Cheetahs, in particular, depend on tail movements for agility during high-speed chases. “Tail movement is critical in agile movements of the cheetahs during rapid movements, such as hunting where their high inertia tail allows rapid turning of nearly 190 [degrees] during prey chases,” the researchers explained.
“It is unknown if larger carnivorans, such as canids, can still use their tails to this effect or whether other appendages, such as head movement, must be used,” they continued. “One such example is in human gymnasts who use the movement of their arms to produce twists.”
Using a complex biomechanics model to test the inertial capabilities of dogs’ tails, the researchers set out to determine how important — or unimportant — tails are in dogs’ movements. It turned out that tail movements had “little to no effect” on complex maneuvers such as jumping.

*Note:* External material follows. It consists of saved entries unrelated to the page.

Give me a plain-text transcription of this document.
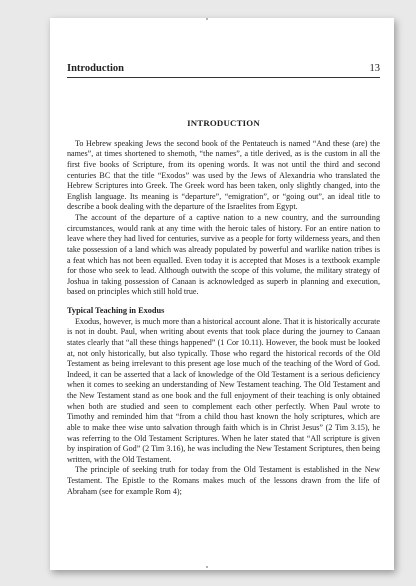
Introduction	13
INTRODUCTION

To Hebrew speaking Jews the second book of the Pentateuch is named “And these (are) the names”, at times shortened to shemoth, “the names”, a title derived, as is the custom in all the first five books of Scripture, from its opening words. It was not until the third and second centuries BC that the title “Exodos” was used by the Jews of Alexandria who translated the Hebrew Scriptures into Greek. The Greek word has been taken, only slightly changed, into the English language. Its meaning is “departure”, “emigration”, or “going out”, an ideal title to describe a book dealing with the departure of the Israelites from Egypt.

The account of the departure of a captive nation to a new country, and the surrounding circumstances, would rank at any time with the heroic tales of history. For an entire nation to leave where they had lived for centuries, survive as a people for forty wilderness years, and then take possession of a land which was already populated by powerful and warlike nation tribes is a feat which has not been equalled. Even today it is accepted that Moses is a textbook example for those who seek to lead. Although outwith the scope of this volume, the military strategy of Joshua in taking possession of Canaan is acknowledged as superb in planning and execution, based on principles which still hold true.

Typical Teaching in Exodus

Exodus, however, is much more than a historical account alone. That it is historically accurate is not in doubt. Paul, when writing about events that took place during the journey to Canaan states clearly that “all these things happened” (1 Cor 10.11). However, the book must be looked at, not only historically, but also typically. Those who regard the historical records of the Old Testament as being irrelevant to this present age lose much of the teaching of the Word of God. Indeed, it can be asserted that a lack of knowledge of the Old Testament is a serious deficiency when it comes to seeking an understanding of New Testament teaching. The Old Testament and the New Testament stand as one book and the full enjoyment of their teaching is only obtained when both are studied and seen to complement each other perfectly. When Paul wrote to Timothy and reminded him that “from a child thou hast known the holy scriptures, which are able to make thee wise unto salvation through faith which is in Christ Jesus” (2 Tim 3.15), he was referring to the Old Testament Scriptures. When he later stated that “All scripture is given by inspiration of God” (2 Tim 3.16), he was including the New Testament Scriptures, then being written, with the Old Testament.

The principle of seeking truth for today from the Old Testament is established in the New Testament. The Epistle to the Romans makes much of the lessons drawn from the life of Abraham (see for example Rom 4);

While certain dogs, such as greyhounds, have been compared to cheetahs, even greyhounds do not run nearly as fast as cheetahs, which may give some clue as to why their tails aren’t necessary for agility. Even wolves only run about one-third the speed of a cheetah. As such, the researchers noted:
“The precision of the model in reference to the movement of the dog displays that the tail of the dog has minimal impact on the center of mass movement during the jump, which indicates, in fact, that Canidae tails are not primarily used for biomechanics …
The utilizing of the tail during jumping mechanisms achieves very low amounts of center of mass movement across all species with the largest being under a single degree.”
Dogs Use Their Tails to Communicate
The study revealed another fact that you may already suspect — dogs rely on their tails for communication. A wagging tail is a social cue for friendliness, the study found, further noting:
“There are many online platforms that indicate that dogs utilize their tails for complex maneuvers such as turning and jumping, but given the incredibly low angular movement, the tail is imposing on the center of mass in a range of canid species we believe at this point, that the dog tail is primarily adapted for communication.”
Other options also exist, such as using their tails as a means of pest control to ward off flies or other animals. It’s also possible that dogs use their tails for marking behaviors, similar to African wild dogs.
It’s been suggested that dogs communicate with one another via tail movements — and tend to wag their tails to the left when they’re feeling stressed. This may be driven by the brain, as activation of the left-brain causes the tail to wag to the right, while activation of the right-brain produces wagging to the left.
Dogs seem to respond to these cues; those that saw another dog wagging to the left experienced anxiety and elevated heart rates, whereas dogs that saw another dog wagging to the right remained relaxed. People, too, can use tail wags to uncover clues about how their dog is feeling or what they’re trying to tell you. For instance, wags that indicate a dog is probably friendly include:
- Wags to the right
- Full body wag
- Fast wags that move in a big arc
- Relaxed tail while wagging
- The circle wag aka propeller wag aka helicopter tail
Wags that indicate a dog may not be feeling friendly:
- Wags to the left
- Just the tail is wagging, and especially, just the tip of the tail
- Slow wags that don't move the tail much
- A stiff, rigid wag
Paying close attention to your dog’s tail position and movement can give you even more insights, including:
- A tail held high is a sign of alertness and sometimes dominance. The dog will release more of her scent from her anal glands this way, thus making her presence known.
- A tail held high and wagging (with a soft face) is often a sign of happiness, but also alertness (if the face is taught).
- A tail held horizontal to the ground means your dog is exploring.
- A dog that tucks her tail between her legs or wags it low to the ground and quickly may be showing you that she’s nervous, anxious, insecure or feeling shy (the tucked-in position also prevents her scent from being released).